El suyo, en cambio, con todos sus defectos (o peculiaridades, según se lo mire), es hoy un hombre adulto, incapaz de abandonarla a su suerte, y que vive honradamente de su trabajo sin hacerle daño a nadie. Le ha dado, también, un nieto maravilloso, su único motivo de preocupación y angustia. No por culpa del niño mismo, desde luego, sino de la enfermedad que lo empuja, cada vez más, hacia el mundo de los muertos donde lo debe estar aguardando su madre, una jovencita frágil e irresponsable, que se dejó llevar prematuramente por las drogas y la melancolía.

¿A quién recurrir cuando nadie da esperanzas, cuando todos los medicamentos y todas las súplicas parecen inútiles? Hay alternativas –se dice–. Sin duda una nueva Reina de la Noche comprenderá mejor los ruegos de otra reina más antigua.

Los ojos quedan clavados en la puerta de la bailanta, como si de esa puerta por donde la gente no acaba nunca de entrar, fluyera el remedio de todos los males.

III

El hombre se abre paso despacio entre la muchedumbre. Lleva a un chico de la mano, que no parece asustado por la aglomeración y el ruido. Al contrario, lo mira todo con ojos indagadores, y es quien ahora avanza decididamente, quien arrastra al adulto que lo sujeta hacia el escenario central donde la música emerge.

Hay otros chicos, sueltos, que vienen para ser iniciados en la fiesta o porque sus padres no tienen dónde dejarlos. Le gustaría deshacerse de la mano que lo aferra para unirse al ritmo, pero la mano no lo soltará fácilmente. Lo tiene apretado como para que no se pierda entre los miles de pies extraños. Si consiguiera liberarse y encajar en otra mano, entraría tal vez por la puerta de otra vida, en otra casa, otro barrio y otro colegio, se volvería invisible para los ojos de la abuela que ya casi no sabe hacer otra cosa que mirarlo. También para los ojos del padre que le aprieta los dedos a cada rato, como para estar seguro de que no se ha desvanecido en el parpadeo de las luces.

Tocan cumbia, salsa, cuarteto, merengue. Las parejas bailan y a veces corean devotamente las letras y la música.

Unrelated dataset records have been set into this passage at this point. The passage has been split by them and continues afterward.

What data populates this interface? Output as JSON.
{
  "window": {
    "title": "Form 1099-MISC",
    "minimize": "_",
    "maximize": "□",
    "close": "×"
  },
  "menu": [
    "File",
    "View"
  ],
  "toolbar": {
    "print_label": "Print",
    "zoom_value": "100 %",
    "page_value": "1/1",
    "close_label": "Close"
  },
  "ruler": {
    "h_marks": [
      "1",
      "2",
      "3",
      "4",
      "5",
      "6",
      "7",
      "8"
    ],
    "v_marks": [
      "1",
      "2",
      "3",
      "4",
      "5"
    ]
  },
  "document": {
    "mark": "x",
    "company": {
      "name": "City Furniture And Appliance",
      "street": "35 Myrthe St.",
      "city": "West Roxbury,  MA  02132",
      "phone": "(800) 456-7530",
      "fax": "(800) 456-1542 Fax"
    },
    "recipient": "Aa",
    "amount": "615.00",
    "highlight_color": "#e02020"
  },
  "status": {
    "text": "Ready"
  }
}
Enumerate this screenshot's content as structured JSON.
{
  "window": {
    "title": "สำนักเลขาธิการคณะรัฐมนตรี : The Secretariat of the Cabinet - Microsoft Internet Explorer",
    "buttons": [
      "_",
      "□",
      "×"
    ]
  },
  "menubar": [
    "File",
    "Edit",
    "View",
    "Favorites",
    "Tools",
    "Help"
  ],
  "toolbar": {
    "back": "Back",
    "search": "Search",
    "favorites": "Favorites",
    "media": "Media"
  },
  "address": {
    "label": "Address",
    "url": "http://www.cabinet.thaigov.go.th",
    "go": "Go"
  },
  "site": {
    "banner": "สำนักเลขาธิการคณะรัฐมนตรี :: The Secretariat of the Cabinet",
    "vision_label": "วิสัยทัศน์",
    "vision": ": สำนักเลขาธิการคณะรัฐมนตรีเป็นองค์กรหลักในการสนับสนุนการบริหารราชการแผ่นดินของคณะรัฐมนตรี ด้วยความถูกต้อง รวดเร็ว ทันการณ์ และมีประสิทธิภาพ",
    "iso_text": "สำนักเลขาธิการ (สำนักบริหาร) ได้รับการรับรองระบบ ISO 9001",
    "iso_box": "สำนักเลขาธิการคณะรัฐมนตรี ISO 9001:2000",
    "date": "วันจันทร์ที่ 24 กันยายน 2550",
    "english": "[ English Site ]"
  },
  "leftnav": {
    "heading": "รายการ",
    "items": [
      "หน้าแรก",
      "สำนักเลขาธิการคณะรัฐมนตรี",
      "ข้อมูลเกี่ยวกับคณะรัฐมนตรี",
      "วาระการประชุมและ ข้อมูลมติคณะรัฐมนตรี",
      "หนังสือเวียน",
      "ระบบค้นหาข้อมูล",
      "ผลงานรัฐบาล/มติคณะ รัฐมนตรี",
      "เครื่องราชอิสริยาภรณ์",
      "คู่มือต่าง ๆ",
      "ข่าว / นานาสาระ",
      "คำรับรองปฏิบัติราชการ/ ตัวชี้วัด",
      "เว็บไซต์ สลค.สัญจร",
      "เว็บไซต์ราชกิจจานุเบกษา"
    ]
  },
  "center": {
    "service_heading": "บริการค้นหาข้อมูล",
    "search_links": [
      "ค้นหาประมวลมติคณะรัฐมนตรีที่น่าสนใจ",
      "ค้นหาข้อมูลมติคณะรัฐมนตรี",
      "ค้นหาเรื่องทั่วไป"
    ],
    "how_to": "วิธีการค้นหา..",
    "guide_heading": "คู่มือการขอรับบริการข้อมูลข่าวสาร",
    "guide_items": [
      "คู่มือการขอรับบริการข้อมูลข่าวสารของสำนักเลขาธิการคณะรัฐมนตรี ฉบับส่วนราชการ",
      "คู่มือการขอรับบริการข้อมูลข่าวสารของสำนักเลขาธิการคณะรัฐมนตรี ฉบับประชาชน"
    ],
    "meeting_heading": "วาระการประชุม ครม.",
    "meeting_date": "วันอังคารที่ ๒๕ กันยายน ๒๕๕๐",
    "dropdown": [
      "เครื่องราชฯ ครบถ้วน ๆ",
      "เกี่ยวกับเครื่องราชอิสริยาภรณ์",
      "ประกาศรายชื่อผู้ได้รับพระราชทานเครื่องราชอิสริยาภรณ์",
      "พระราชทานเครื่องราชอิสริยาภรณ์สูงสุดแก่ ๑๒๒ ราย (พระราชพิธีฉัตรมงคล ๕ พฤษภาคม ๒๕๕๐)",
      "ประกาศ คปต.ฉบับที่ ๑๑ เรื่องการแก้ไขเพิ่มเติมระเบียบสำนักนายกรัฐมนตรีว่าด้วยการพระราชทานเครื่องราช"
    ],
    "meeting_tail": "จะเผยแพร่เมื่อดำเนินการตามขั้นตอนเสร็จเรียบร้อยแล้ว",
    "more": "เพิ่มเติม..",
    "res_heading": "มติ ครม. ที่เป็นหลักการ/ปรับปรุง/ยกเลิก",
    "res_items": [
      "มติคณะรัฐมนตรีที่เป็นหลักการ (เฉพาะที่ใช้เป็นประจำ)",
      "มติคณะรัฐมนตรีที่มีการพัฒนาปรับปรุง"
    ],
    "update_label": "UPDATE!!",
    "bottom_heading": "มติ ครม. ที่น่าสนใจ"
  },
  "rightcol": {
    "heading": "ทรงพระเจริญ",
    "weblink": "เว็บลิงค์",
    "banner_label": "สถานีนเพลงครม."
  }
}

El hombre las mira distraído, sin unirse al coro de pasos ni de voces, pero el chico se mueve y habla por su cuenta, mientras van ganando terreno en el salón enorme.

Por fin, cuando anuncian a Gilda, se acomodan a los pies del escenario mismo. Porque tengo el corazón valiente, voy a quererte, voy a quererte, porque tengo el corazón valiente, prefiero amarte después perderte. Corazón valiente es una película de Mel Gibson, y la mujer que canta –delgada, de pelo fino y oscuro– no tiene nada de guerrero escocés. El padre se detiene. Luego lo toma en brazos y lo levanta hasta que sus ojos y sus bocas quedan al mismo nivel, y las mejillas se juntan. No es un gesto común. Hace tiempo (desde que empezó la escuela) que no lo alza para que pueda ver el mundo desde su estatura. Esperan pacientemente a que el show termine, a que se hayan cantado todas las canciones. Algunas mujeres, con otros hijos, están aguardando como ellos. Muchas voces aúllan por Gilda, la del corazón valiente. Las mujeres con hijos, que no gritan, le rozan las botas, las medias, suben hasta el ruedo de la falda, tocan el pelo suelto, que flota con los movimientos. Y sobre todo, piden que ella pose los dedos sobre las cabezas de los chicos enfermos que le presentan. Como lo hace, también, el tipo alto y flaco que lo tiene alzado y al que nada le cuesta levantarlo un poco más para que ella le acaricie apenas la frente, bajo el gorro que le cubre el cráneo desnudo, mientras lo mira, a pesar de la velocidad del contacto, con ojos cálidos y precisos, capaces de distinguir una cara entre miles.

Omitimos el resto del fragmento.